After college in North Carolina, she went to the LSE. She harboured ambitions to enter politics in Jamaica, but fell into the burgeoning London tech scene. ‘That gave me the entrepreneurial bug, and made me realise I wanted to start something of my own.’
‘You have success, you also have a lot of pushback,’ shrugs Chong today of the controversial Lulu. ‘When nobody’s talking about you, it means your product is totally irrelevant. We had challenges and lawsuits, but the feedback I always got was: “You’re relevant.”’
Brockway’s businessman uncle has not invested in Jacana; as an advocate for the legalisation of all drugs, and sitting on the Global Commission on Drug Policy panel, it could be a conflict of interest. ‘But he gives us incredible advice,’ says Chong. ‘He has taught us so much – even just simple things like getting all of our team to always bring a notebook to meetings; he doesn’t like having meetings with people who don’t take notes.’
Jacana has been able to continue operating during the pandemic, and its dispensary was able to stay open as it’s deemed an essential business. Chong believes cannabis could be a boon for countries struggling to raise revenues in the ongoing health crisis. ‘Global recession is upon us, countries and governments are desperate to find money, and cannabis regulation is a good shot,’ she says. In Colorado, for example, an excise tax of 15 per cent is levied on recreational cannabis, on top of a 15 per cent sales tax. New York’s governor, Andrew Cuomo, said recently that he expects the state to legalise marijuana ‘soon, because now we need the money… We’re going to be searching the cupboards for revenue.’

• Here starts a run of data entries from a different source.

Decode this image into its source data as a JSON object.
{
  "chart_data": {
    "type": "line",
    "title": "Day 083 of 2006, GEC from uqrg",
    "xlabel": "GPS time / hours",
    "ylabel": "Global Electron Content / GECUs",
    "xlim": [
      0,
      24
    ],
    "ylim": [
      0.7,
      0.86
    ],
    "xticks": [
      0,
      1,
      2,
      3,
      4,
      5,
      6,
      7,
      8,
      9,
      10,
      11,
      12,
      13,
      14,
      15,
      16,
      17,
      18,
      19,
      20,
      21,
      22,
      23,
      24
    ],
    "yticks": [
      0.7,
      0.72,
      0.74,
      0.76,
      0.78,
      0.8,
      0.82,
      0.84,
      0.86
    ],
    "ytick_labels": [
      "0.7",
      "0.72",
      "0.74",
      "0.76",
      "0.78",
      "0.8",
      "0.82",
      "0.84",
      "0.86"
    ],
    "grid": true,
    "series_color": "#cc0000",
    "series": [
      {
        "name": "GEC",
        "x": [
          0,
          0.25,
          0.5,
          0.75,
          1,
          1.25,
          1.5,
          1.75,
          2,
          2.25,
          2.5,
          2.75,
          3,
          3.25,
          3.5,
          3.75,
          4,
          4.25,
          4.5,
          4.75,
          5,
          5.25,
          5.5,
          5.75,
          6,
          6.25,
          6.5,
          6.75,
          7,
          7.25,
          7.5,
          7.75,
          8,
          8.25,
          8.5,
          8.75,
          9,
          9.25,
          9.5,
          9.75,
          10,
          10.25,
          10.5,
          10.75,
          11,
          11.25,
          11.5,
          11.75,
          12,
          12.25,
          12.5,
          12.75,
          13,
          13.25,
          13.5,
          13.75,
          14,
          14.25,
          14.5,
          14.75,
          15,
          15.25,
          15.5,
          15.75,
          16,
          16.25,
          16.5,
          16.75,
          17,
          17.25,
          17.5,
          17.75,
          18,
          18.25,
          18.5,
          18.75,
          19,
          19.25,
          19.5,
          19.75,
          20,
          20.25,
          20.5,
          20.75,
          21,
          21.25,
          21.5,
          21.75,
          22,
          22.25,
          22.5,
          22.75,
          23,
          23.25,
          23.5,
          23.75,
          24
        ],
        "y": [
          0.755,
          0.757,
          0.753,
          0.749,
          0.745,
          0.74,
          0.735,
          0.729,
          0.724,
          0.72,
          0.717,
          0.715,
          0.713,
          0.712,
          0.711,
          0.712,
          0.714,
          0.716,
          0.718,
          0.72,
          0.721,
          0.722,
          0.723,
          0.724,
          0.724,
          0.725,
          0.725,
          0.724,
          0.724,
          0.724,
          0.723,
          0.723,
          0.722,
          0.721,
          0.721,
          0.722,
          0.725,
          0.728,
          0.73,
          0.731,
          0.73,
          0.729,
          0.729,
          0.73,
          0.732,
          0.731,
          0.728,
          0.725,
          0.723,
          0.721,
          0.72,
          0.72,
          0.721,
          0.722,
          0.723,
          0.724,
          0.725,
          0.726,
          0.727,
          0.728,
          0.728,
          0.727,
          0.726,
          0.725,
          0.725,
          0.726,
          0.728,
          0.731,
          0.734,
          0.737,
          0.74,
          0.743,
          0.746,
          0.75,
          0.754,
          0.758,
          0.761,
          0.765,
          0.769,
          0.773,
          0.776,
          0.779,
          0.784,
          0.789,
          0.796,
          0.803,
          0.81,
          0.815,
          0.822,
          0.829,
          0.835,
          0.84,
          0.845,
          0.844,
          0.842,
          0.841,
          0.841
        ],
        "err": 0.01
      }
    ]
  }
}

Many speculate that if the US Senate comes under Democratic control after run-off elections in Georgia this month, yet to take place at the time of going to press, national legalisation will become a reality. And ‘if America legalises, then money will flow into this industry, globally, very quickly’, says Chong.
‘The cannabis industry is going to be massive, not just as a recreational competitor to alcohol, but to pharmaceuticals too – it has the ability to disrupt big multibillion-dollar industries,’ she says. ‘The only question is the speed at which it will happen – will it be five years? Ten years? One year? The question is not if but when.